Perhimpunan dan organisasi mahasiswa terus memeberi andil dalam kehidupan politik Indonesia. Misal, angkatan 1966 yang kemudian menggulingkan orde lama dengan perhimpunan mahasiswanya.
Kemudian pada 1978, kala itu iklim politik terasa terlalu represif pada ruang gerak mahasiswa yang praktis mematikan gerakan besar mahasiswa selama beberapa tahun akibat diberlakukannya konsep Normalisasi Kehidupan Kampus/ Badan Koordinasi Kemahasiswaan (NKK/BKK) oleh pemerintah secara paksa.
Kebijakan yang disahkan oleh Daoed Yusuf pada 1979 itu dilakukan dalam usaha mengarahkan mahasiswa agar sibuk dalam kegiatan akademik kampus semata.
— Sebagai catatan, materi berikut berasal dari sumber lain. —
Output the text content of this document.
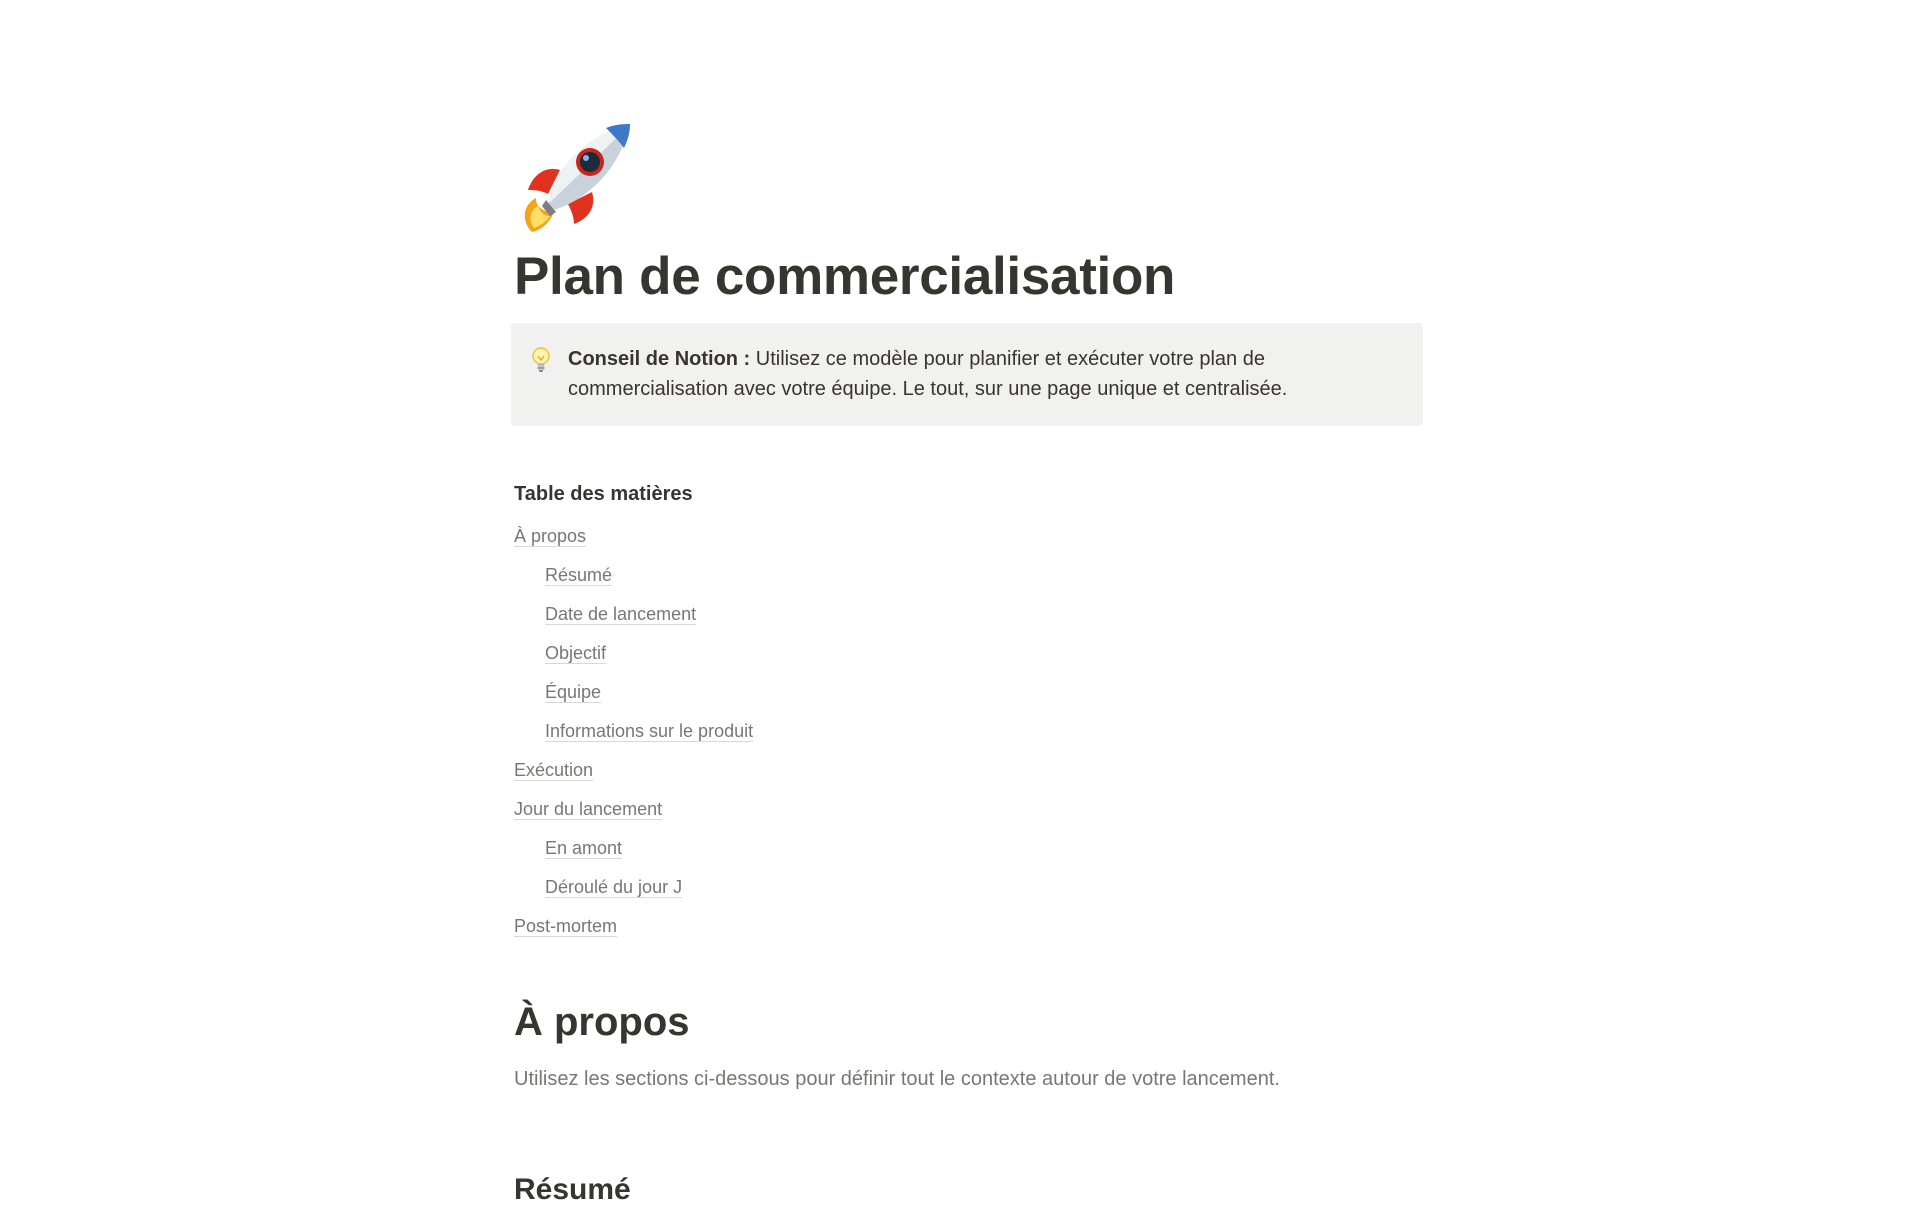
Plan de commercialisation
Conseil de Notion : Utilisez ce modèle pour planifier et exécuter votre plan de commercialisation avec votre équipe. Le tout, sur une page unique et centralisée.
Table des matières
À propos
Résumé
Date de lancement
Objectif
Équipe
Informations sur le produit
Exécution
Jour du lancement
En amont
Déroulé du jour J
Post-mortem
À propos

Utilisez les sections ci-dessous pour définir tout le contexte autour de votre lancement.

Résumé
Tanpa menghiraukan iklim politik Indonesia dan tidak membahaykan rezim. Dalam kondisi yang apolitis didalam kampus, mahasiswa kemudian mengeser pola gerakannya pada kegiatan ekstra kampus yang diwadahi berbagai Lembaga Swadaya masyarakat (LSM).
Awal 1990-an NKK/BKK dihapuskan maka mahasiswa mulai dapat membentuk organisasi dengan kelembagaan yang lebih independen walaupun rezim kala itu tetap berlaku secara represif. Hingga pada 1998 muncul gerakan mahasiswa yang berasal dari berbagai organisai intra dan ekstra kampus dan kembali berhasil menggulingkan orde baru kemudian membuka gerbang reformasi.
Deretan panjang sejarah gerkan mahasiswa yang dimotori oleh berbagai perhimpunan mahasiswa menjadi catatan penting sejarah negeri ini. Mahasiswa sebagai intelektual muda banyak mengambil peranan dalam kehidupan berbangsa. Tak hanya sibuk sebagai akademisi yang berkutat didalam kelas tapi juga membuka ruang untuk melihat pada kehidupan masyarakat luar dan tidak terjebak pada universitas yang seakan menjadi menara gading di tengah masyarakat.
Hal tersebut dapat dihubungkan dengan teori Jurgen Habermas bahwa kehidupan publik demokratis hanya berkembang subur manakala institusi -institusi memungkinkan warga negara, untuk memeperdebatkan masalah-masalah yang menjadi kepentingangn publik. Habermas menggambarkan jenis ideal dari situasi “komunikasi ideal”, yaitu ketika para aktor secara setara dibekali dengan kapasitas, mengakui persamaan sosial dasar anatar satu dengan yang lain, dan pembicaraan mereka tidak terdistorsi oleh ideologi.
Habermas optimis tentang kemungkinan menghidupkan kembali ranah publik. Ia melihat harapan bagi masa depan di era baru komunitas politik, yang melampaui negara-negara yang berdasarkan pada hak-hak setara dan kewajiban warga negara yang melekat secara hukum.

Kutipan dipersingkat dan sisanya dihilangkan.